LeseTipp: David BALDACCI, Die Jäger.

USA/Virginia/Thriller/

 David BALDACCI: Die Jäger. David BALDACCI: Die Jäger.
(Divine justice., 2008)
493 S., ISBN: 978-3-7857-2420-0
Camel Club 4
Köln: Lübbe, 2011

Bewertung
Bewertung: 4 Sterne

Rezension

Amerikanische Kleinstadt-Idylle.
Oliver Stone hat seine beiden unerbittlichsten Feinde getötet, und nun wird eine gigantische Hetzjagd auf ihn eröffnet und er muß untertauchen. Um seine Freunde vom Camel Club nicht mit hineinzuziehen, verwischt er auch ihnen gegenüber seine Spur.
Eher zufällig - er hat einen jungen Mann gegen drei Schläger verteidigt und trampt nun mit ihm - landet er in Divine, Virginia, einer abgelegenen Kleinstadt.

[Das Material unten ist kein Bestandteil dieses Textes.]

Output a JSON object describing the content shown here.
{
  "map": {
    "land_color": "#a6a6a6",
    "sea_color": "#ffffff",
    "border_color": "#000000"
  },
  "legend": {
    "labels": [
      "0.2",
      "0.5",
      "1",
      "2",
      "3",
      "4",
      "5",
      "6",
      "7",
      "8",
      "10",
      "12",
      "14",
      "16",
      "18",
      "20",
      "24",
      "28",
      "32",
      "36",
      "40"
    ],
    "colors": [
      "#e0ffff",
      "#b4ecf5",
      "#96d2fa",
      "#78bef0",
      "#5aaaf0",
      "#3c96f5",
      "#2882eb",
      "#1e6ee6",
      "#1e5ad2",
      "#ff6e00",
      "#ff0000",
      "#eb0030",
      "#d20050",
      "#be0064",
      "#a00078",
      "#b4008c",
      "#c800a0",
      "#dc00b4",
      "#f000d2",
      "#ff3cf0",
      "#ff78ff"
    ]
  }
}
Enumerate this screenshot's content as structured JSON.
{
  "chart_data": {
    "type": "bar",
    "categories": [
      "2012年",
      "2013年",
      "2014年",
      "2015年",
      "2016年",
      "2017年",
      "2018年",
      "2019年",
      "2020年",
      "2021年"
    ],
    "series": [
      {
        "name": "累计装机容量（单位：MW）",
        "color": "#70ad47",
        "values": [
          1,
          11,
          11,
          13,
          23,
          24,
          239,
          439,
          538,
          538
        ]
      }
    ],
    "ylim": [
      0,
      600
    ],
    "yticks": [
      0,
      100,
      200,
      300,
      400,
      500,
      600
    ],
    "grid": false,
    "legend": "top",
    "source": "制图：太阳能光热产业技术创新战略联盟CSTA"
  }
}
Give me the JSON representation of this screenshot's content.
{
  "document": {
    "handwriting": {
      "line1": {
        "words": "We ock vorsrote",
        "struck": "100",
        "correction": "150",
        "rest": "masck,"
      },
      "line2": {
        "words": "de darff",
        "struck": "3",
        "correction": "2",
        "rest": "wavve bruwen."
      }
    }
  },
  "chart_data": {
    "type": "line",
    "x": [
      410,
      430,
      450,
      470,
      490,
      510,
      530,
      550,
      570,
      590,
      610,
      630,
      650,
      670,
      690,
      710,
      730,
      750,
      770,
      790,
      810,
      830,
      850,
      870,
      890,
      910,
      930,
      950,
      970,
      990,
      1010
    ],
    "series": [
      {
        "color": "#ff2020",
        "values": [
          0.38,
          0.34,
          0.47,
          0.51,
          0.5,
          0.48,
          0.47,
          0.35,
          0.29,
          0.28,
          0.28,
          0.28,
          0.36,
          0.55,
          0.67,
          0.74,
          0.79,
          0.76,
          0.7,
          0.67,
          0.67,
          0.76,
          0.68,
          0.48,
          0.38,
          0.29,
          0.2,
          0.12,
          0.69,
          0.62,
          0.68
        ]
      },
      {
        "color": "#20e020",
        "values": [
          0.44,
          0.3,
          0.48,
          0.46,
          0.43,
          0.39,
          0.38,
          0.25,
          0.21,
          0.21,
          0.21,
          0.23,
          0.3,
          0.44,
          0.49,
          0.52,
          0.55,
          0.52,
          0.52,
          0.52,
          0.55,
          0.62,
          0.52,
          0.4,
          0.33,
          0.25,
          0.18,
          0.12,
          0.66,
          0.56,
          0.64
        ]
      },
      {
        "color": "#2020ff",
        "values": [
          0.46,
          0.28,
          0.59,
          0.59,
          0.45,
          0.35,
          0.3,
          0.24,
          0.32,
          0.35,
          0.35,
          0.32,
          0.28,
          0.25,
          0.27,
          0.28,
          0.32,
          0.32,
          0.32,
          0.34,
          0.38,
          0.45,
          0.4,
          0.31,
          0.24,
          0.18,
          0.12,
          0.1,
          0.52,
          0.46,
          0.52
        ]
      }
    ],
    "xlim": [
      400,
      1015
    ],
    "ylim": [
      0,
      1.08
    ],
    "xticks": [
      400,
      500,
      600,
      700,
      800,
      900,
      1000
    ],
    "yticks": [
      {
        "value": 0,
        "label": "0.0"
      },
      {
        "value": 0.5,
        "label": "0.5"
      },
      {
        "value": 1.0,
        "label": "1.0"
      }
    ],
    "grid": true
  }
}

Dort gibt es nur zwei Dinge: eine Kohlemine und ein Hochsicherheitsgefängnis, "Dead Rock" genannt. Im Ort spürt man einen gewissen Wohlstand, obwohl die Minenarbeiter ausgepowert und sediert wirken. Und es gibt einige geheimnisvolle Todesfälle.
Im Auftrag des ehemaligen Dreisternegenerals Macklin Hayes untersucht der Spezialagent Joe Knox die Morde. Bald kommt er zu der Überzeugung, daß nur John Carr alias Oliver Stone der Täter sein kann, und jagt ihn. Im Verlauf dieser Jagd stellt er sich jedoch immer öfter die Frage, warum Hayes Stone so hartnäckig verfolgt und vernichten will. Und seine Einstellung zu Stone ändert sich...
Fazit: Da Oliver Stone diesmal weitgehend alleine handeln muß (und will), spielen die Mitglieder des Camel Club - zu denen auch Harry Flynn gestoßen ist - erst gegen Ende eine Rolle. Sie wollen trotz der eigenen Bedrohung Stone helfen. Daher sollte man die vorhergehenden Romane gelesen haben, um eine nähere Beschreibung von ihnen zu bekommen. Und wie für die anderen Romane gilt auch hier: wenn die geschilderten Vorgänge und Ereignisse nur einen Wahrheitsgehalt von 10% haben, dann gnade Gott den Amerikanern!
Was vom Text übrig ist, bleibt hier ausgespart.